BAAND Together Dance Festival

Five of NYC’s most celebrated dance companies together on stage — and we were there to witness it all!

Women of Culture spent a stormy summer evening at the BAAND Together Dance Festival at Lincoln Center on August 2nd. Five iconic NYC dance companies—New York City Ballet, Alvin Ailey American Dance Theater, Ballet Hispánico, American Ballet Theatre, and Dance Theatre of Harlem—shared the David H. Koch stage as a part of Lincoln Center’s third annual Summer for the City and fourth annual BAAND Together Festival.

We escaped the rain into the magnificent gold-tinged theater, where the evening began with Balanchine’s Duo Concertant. Igor Stravinksy’s duet for a violin and piano paralleled the duet between the two neoclassical dancers. This work premiered over fifty years ago but was performed with an eager freshness. Set against a royal blue backdrop, the dancers periodically paused to stand by the grand piano and admiringly listened to the musicians play.

Hans van Manen choreographed Alvin Ailey’s Solo (1997), which featured three male dancers in a remarkable feat of strength and musicality. Humorous and light, the dancers’ buoyancy and athleticism complimented Bach’s beautiful partita for a lone violin.

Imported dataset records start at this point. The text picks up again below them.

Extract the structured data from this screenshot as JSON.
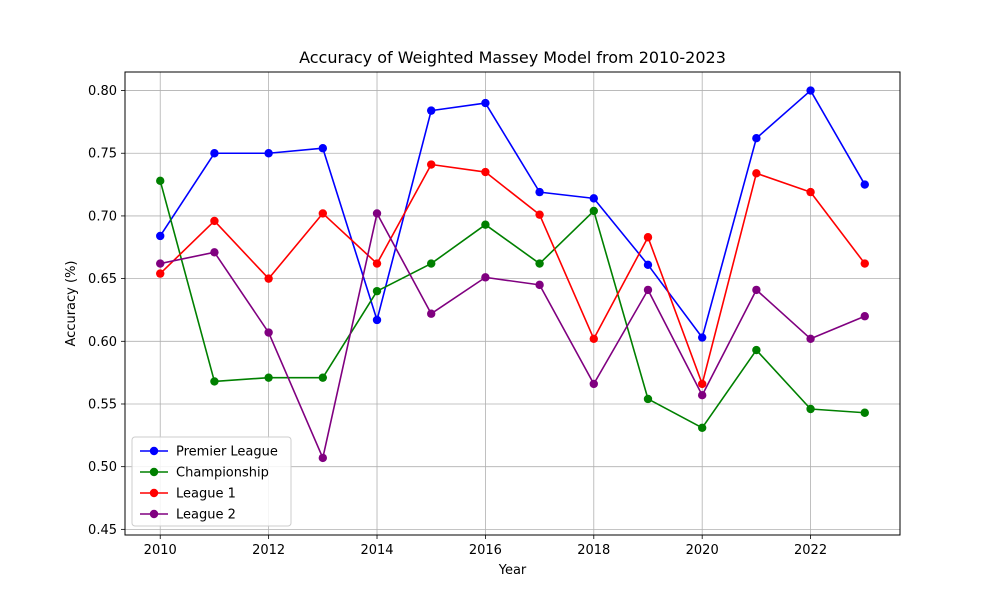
{
  "chart_data": {
    "type": "line",
    "title": "Accuracy of Weighted Massey Model from 2010-2023",
    "xlabel": "Year",
    "ylabel": "Accuracy (%)",
    "x": [
      2010,
      2011,
      2012,
      2013,
      2014,
      2015,
      2016,
      2017,
      2018,
      2019,
      2020,
      2021,
      2022,
      2023
    ],
    "xlim": [
      2009.35,
      2023.65
    ],
    "ylim": [
      0.4455,
      0.8148
    ],
    "x_ticks": [
      2010,
      2012,
      2014,
      2016,
      2018,
      2020,
      2022
    ],
    "x_tick_labels": [
      "2010",
      "2012",
      "2014",
      "2016",
      "2018",
      "2020",
      "2022"
    ],
    "y_ticks": [
      0.45,
      0.5,
      0.55,
      0.6,
      0.65,
      0.7,
      0.75,
      0.8
    ],
    "y_tick_labels": [
      "0.45",
      "0.50",
      "0.55",
      "0.60",
      "0.65",
      "0.70",
      "0.75",
      "0.80"
    ],
    "grid": true,
    "legend_position": "lower-left",
    "markers": "circle",
    "series": [
      {
        "name": "Premier League",
        "color": "#0000ff",
        "values": [
          0.684,
          0.75,
          0.75,
          0.754,
          0.617,
          0.784,
          0.79,
          0.719,
          0.714,
          0.661,
          0.603,
          0.762,
          0.8,
          0.725
        ]
      },
      {
        "name": "Championship",
        "color": "#008000",
        "values": [
          0.728,
          0.568,
          0.571,
          0.571,
          0.64,
          0.662,
          0.693,
          0.662,
          0.704,
          0.554,
          0.531,
          0.593,
          0.546,
          0.543
        ]
      },
      {
        "name": "League 1",
        "color": "#ff0000",
        "values": [
          0.654,
          0.696,
          0.65,
          0.702,
          0.662,
          0.741,
          0.735,
          0.701,
          0.602,
          0.683,
          0.566,
          0.734,
          0.719,
          0.662
        ]
      },
      {
        "name": "League 2",
        "color": "#800080",
        "values": [
          0.662,
          0.671,
          0.607,
          0.507,
          0.702,
          0.622,
          0.651,
          0.645,
          0.566,
          0.641,
          0.557,
          0.641,
          0.602,
          0.62
        ]
      }
    ]
  }
}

Ballet Hispánico was up next with a colorful and high energy piece titled Sombrerísimo (2013), a work for six dancers donning bowler hats. Choreographer Annabelle Lopez Ochoa was inspired by the surrealist paintings of René Magritte, and used the bowler hats as sources of identity, attitude, and playfulness for the dancers.

American Ballet Theater then presented a new (May 2024) pas de deux, Night Falls, by Brady Farrar. Inspired by the reposeful light at dusk, the piece was gentle and tender, scored by Chopin’s Nocturne No. 19 in E Minor No. 1.

The finale of the evening was Dance Theatre of Harlem’s performance of William Forsythe’s Blake Works IV. This piece was the latest installment of Forsythe’s evolving work The Barre Project, all of which is set to James Blake’s experimental electronic music. Forsythe’s style is inspired by Balanchine, which is evident from the fast footwork and shaped hands.

I can’t wait for our next dance outing at Lincoln Center when we see Step Afrika! perform at the Alice Tully Hall in September.